Effectiveness of LSTM for Financial Time Series

Source: Deep Learning on Medium

Effectiveness of LSTM for Financial Time Series

Github link: https://github.com/stoictrader/LSTM_categorical

The reason for this post is an interesting discussion I had on twitter regarding Convolution Neural Net (CNN) for market prediction https://twitter.com/BeingHorizontal/status/1205388149767077888?s=20

“ Feeding stock pattern images to CNN and predicting the market, just the way how CNN predicts cats & dogs. I just went through a code where someone tried to attempt this. Your thoughts about the approach?”

Now let’s look at this hypothetical scenario.

Imagine data that predict ahead of time. It will have no correlation with predictions at the time step (t+1) but it will have a definite correlation with predictions in the future (here, t+10). To put it in other words, if the data is 10 periods old then only it predicts 1 period ahead. We call it context.

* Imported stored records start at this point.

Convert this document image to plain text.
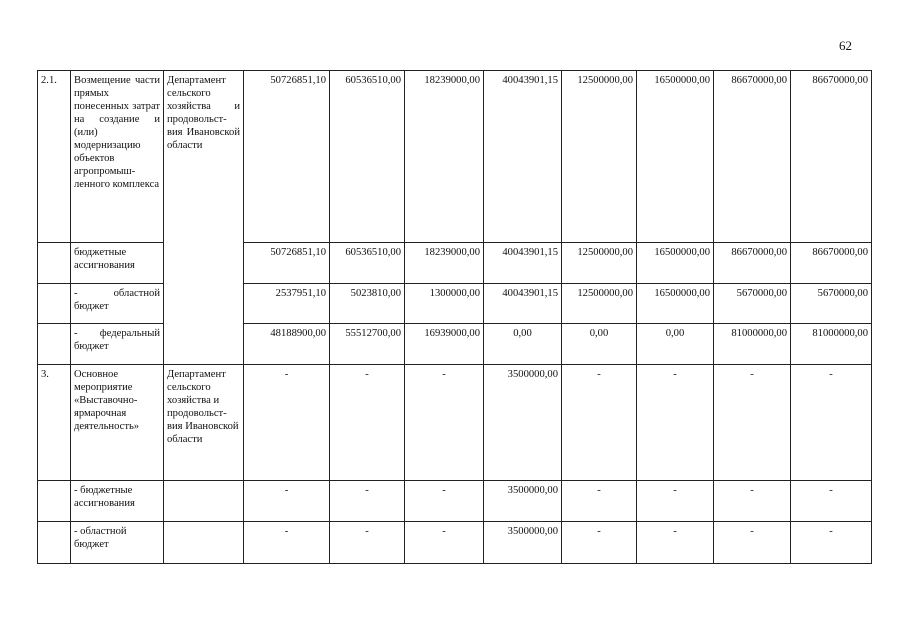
62
2.1.	Возмещение части прямых понесенных затрат на создание и (или) модернизацию объектов агропромыш-ленного комплекса	Департамент сельского хозяйства и продовольст-вия Ивановской области	50726851,10	60536510,00	18239000,00	40043901,15	12500000,00	16500000,00	86670000,00	86670000,00
	бюджетные ассигнования		50726851,10	60536510,00	18239000,00	40043901,15	12500000,00	16500000,00	86670000,00	86670000,00
	- областной бюджет		2537951,10	5023810,00	1300000,00	40043901,15	12500000,00	16500000,00	5670000,00	5670000,00
	- федеральный бюджет		48188900,00	55512700,00	16939000,00	0,00	0,00	0,00	81000000,00	81000000,00
3.	Основное мероприятие «Выставочно-ярмарочная деятельность»	Департамент сельского хозяйства и продовольст-вия Ивановской области	-	-	-	3500000,00	-	-	-	-
	- бюджетные ассигнования		-	-	-	3500000,00	-	-	-	-
	- областной бюджет		-	-	-	3500000,00	-	-	-	-
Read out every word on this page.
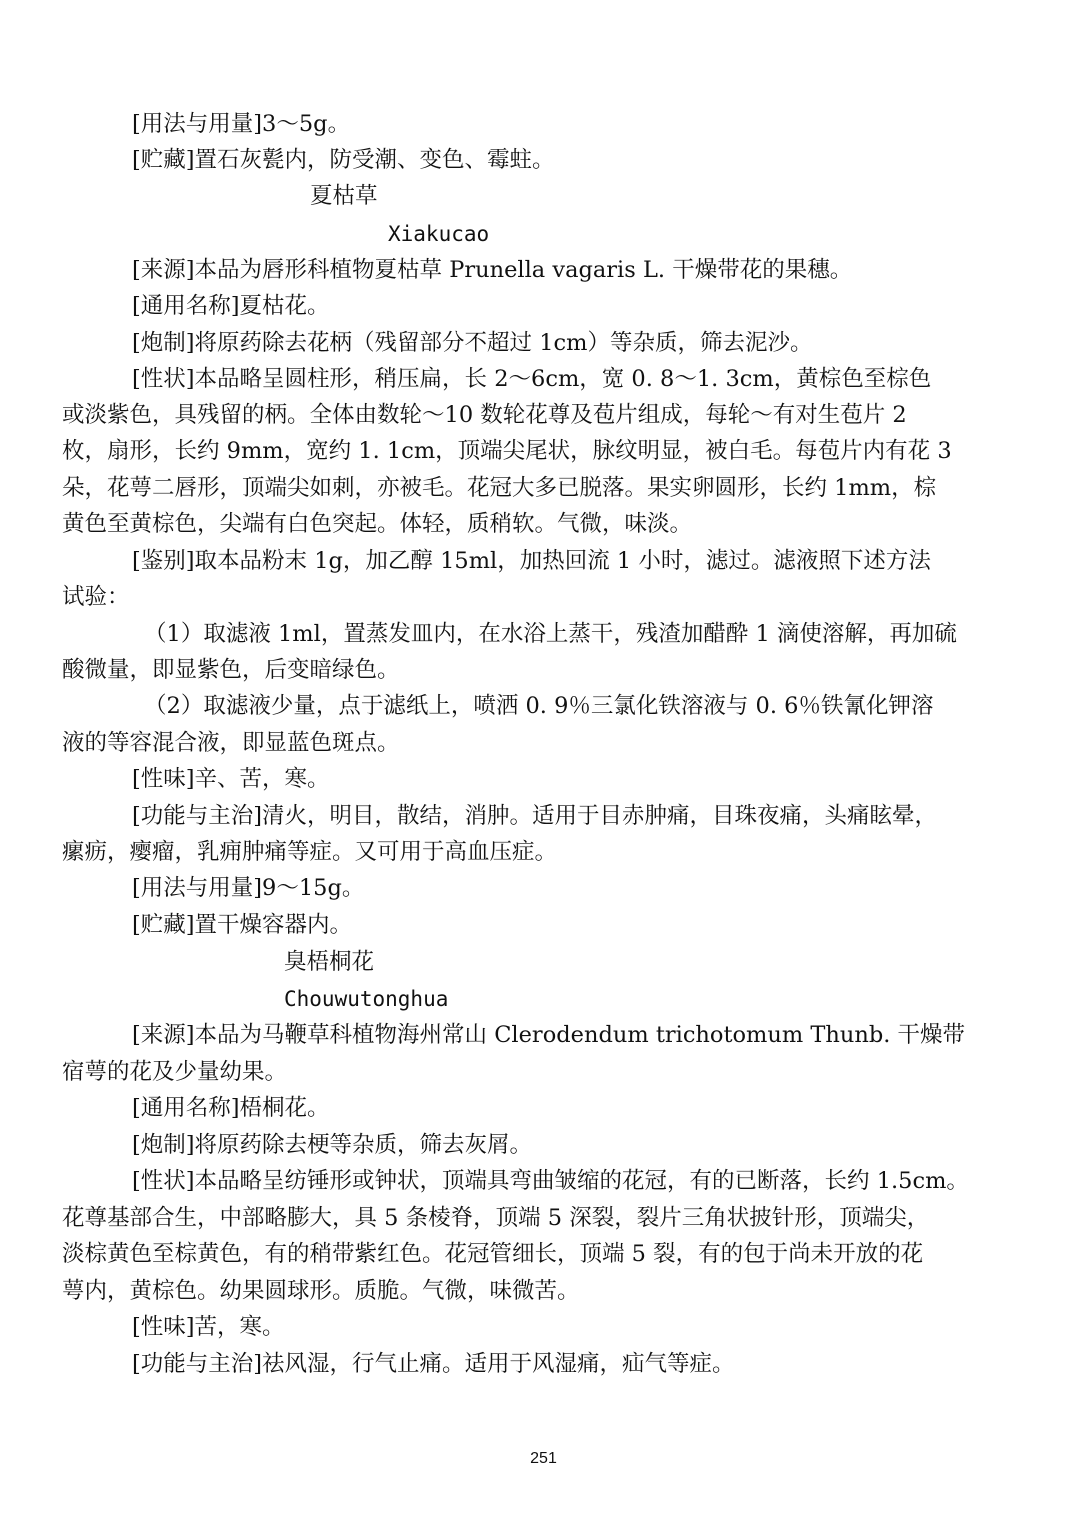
[用法与用量]3～5g。
[贮藏]置石灰甏内，防受潮、变色、霉蛀。
夏枯草
Xiakucao
[来源]本品为唇形科植物夏枯草 Prunella vagaris L. 干燥带花的果穗。
[通用名称]夏枯花。
[炮制]将原药除去花柄（残留部分不超过 1cm）等杂质，筛去泥沙。
[性状]本品略呈圆柱形，稍压扁，长 2～6cm，宽 0. 8～1. 3cm，黄棕色至棕色
或淡紫色，具残留的柄。全体由数轮～10 数轮花尊及苞片组成，每轮～有对生苞片 2
枚，扇形，长约 9mm，宽约 1. 1cm，顶端尖尾状，脉纹明显，被白毛。每苞片内有花 3
朵，花萼二唇形，顶端尖如刺，亦被毛。花冠大多已脱落。果实卵圆形，长约 1mm，棕
黄色至黄棕色，尖端有白色突起。体轻，质稍软。气微，味淡。
[鉴别]取本品粉末 1g，加乙醇 15ml，加热回流 1 小时，滤过。滤液照下述方法
试验：
（1）取滤液 1ml，置蒸发皿内，在水浴上蒸干，残渣加醋酔 1 滴使溶解，再加硫
酸微量，即显紫色，后变暗绿色。
（2）取滤液少量，点于滤纸上，喷洒 0. 9％三氯化铁溶液与 0. 6％铁氰化钾溶
液的等容混合液，即显蓝色斑点。
[性味]辛、苦，寒。
[功能与主治]清火，明目，散结，消肿。适用于目赤肿痛，目珠夜痛，头痛眩晕，
瘰疬，瘿瘤，乳痈肿痛等症。又可用于高血压症。
[用法与用量]9～15g。
[贮藏]置干燥容器内。
臭梧桐花
Chouwutonghua
[来源]本品为马鞭草科植物海州常山 Clerodendum trichotomum Thunb. 干燥带
宿萼的花及少量幼果。
[通用名称]梧桐花。
[炮制]将原药除去梗等杂质，筛去灰屑。
[性状]本品略呈纺锤形或钟状，顶端具弯曲皱缩的花冠，有的已断落，长约 1.5cm。
花尊基部合生，中部略膨大，具 5 条棱脊，顶端 5 深裂，裂片三角状披针形，顶端尖，
淡棕黄色至棕黄色，有的稍带紫红色。花冠管细长，顶端 5 裂，有的包于尚未开放的花
萼内，黄棕色。幼果圆球形。质脆。气微，味微苦。
[性味]苦，寒。
[功能与主治]祛风湿，行气止痛。适用于风湿痛，疝气等症。
251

Here is our custom time series looks like

To make it even more interesting while keeping in line with the actual market conditions, let’s design our artificial time series in such a way that we can frame our deep learning model as a multiclass problem. Markets will be slightly bullish, extremely bullish and bullish outliers. The same for the bearish scenario. in my experience, this works a lot better instead of framing it as a continuous variable problem. Predicting the return % instead of bias, which in my humble opinion is a very difficult task due to the dynamic nature of the market.

This is how we created 6 different classes. Single-digit up, double-digit up, positive outliers. Then, single-digit down, double-digit down and negative outliers.

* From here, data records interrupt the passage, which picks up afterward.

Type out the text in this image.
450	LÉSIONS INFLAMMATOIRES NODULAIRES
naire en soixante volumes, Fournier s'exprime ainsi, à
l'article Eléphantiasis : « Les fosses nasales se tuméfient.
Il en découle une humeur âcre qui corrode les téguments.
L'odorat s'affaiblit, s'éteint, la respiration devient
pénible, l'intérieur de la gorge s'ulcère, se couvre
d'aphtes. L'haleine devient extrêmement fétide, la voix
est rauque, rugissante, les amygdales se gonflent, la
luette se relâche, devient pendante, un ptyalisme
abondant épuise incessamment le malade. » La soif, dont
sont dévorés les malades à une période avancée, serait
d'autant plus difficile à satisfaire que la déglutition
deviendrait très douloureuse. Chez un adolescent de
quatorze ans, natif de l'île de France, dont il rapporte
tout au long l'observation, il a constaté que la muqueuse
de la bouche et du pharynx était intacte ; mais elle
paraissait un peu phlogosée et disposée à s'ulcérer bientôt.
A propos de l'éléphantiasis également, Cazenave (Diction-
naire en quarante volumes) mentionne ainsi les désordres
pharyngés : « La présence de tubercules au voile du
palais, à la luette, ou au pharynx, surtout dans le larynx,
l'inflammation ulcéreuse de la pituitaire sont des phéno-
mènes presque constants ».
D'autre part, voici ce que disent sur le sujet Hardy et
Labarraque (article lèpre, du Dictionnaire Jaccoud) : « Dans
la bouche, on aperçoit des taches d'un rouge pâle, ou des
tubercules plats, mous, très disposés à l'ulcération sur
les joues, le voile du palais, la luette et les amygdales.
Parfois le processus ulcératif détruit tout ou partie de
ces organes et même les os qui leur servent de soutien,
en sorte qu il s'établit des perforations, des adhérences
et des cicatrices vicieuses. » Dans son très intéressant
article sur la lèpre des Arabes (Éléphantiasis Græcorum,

I kept outliers zero for simplicity, which means the model will predict choice 0,1 and 3,4. This is how the series looks like.

Should note that the sequence of a bullish and bearish pattern is random, which means a two-digit +ve sequence may follow with anything from single-digit +ve sequence to double-digit -ve sequence.

Now, imagine if we have to use a convolution neural net (CNN) for this. Obviously, it can’t distinguish b/w bullish and extremely bullish scenarios since the CNN will be blind to scale. Images for the single-digit positive sequence will look exactly the same as images for a double-digit +ve sequences, the same for bearish patterns.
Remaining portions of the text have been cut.